The ONS said tax revenue was estimated at £ 39.7bn in October, £ 2.7bn less than in October 2019, cuts in VAT, trade rates and tax on the income causing the most damage.
Meanwhile, government agencies spent £ 71.3bn on day-to-day operations, up £ 6.4bn from the same month last year.
Howard Archer, chief economic adviser to the EY Item Club, said it was difficult to estimate the annual deficit as the extent and duration of government restrictions remained uncertain, although he expected the deficit reaches 400 billion pounds sterling.
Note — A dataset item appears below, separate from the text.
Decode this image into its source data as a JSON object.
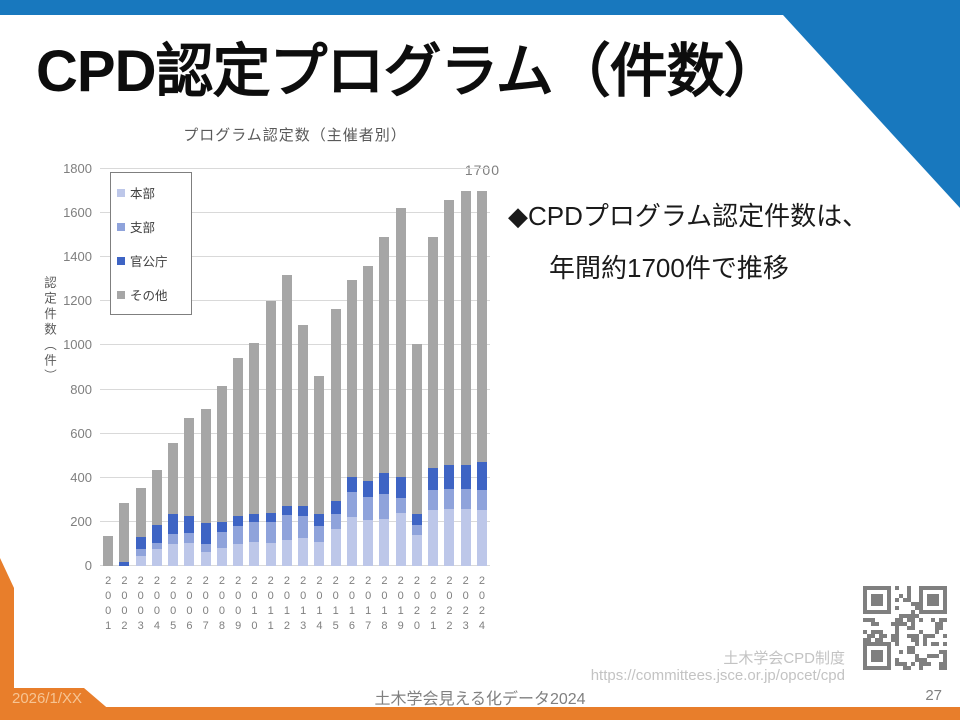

He said: “Public finances are expected to come under increasing upward pressure due to the cost of recent additional measures to support the economy and employment, including the extension of the holiday scheme.
“The likely further economic contraction in the fourth quarter, caused by the national lockdown in England, will reduce revenues and further increase the deficit,” he added.
The central government paid out £ 4.3 billion in grants to businesses and households in October, according to the ONS.
Despite higher borrowing and increased debt, interest payments on outstanding government debt stood at £ 2bn in October, £ 4.4bn less than in the same month Last year.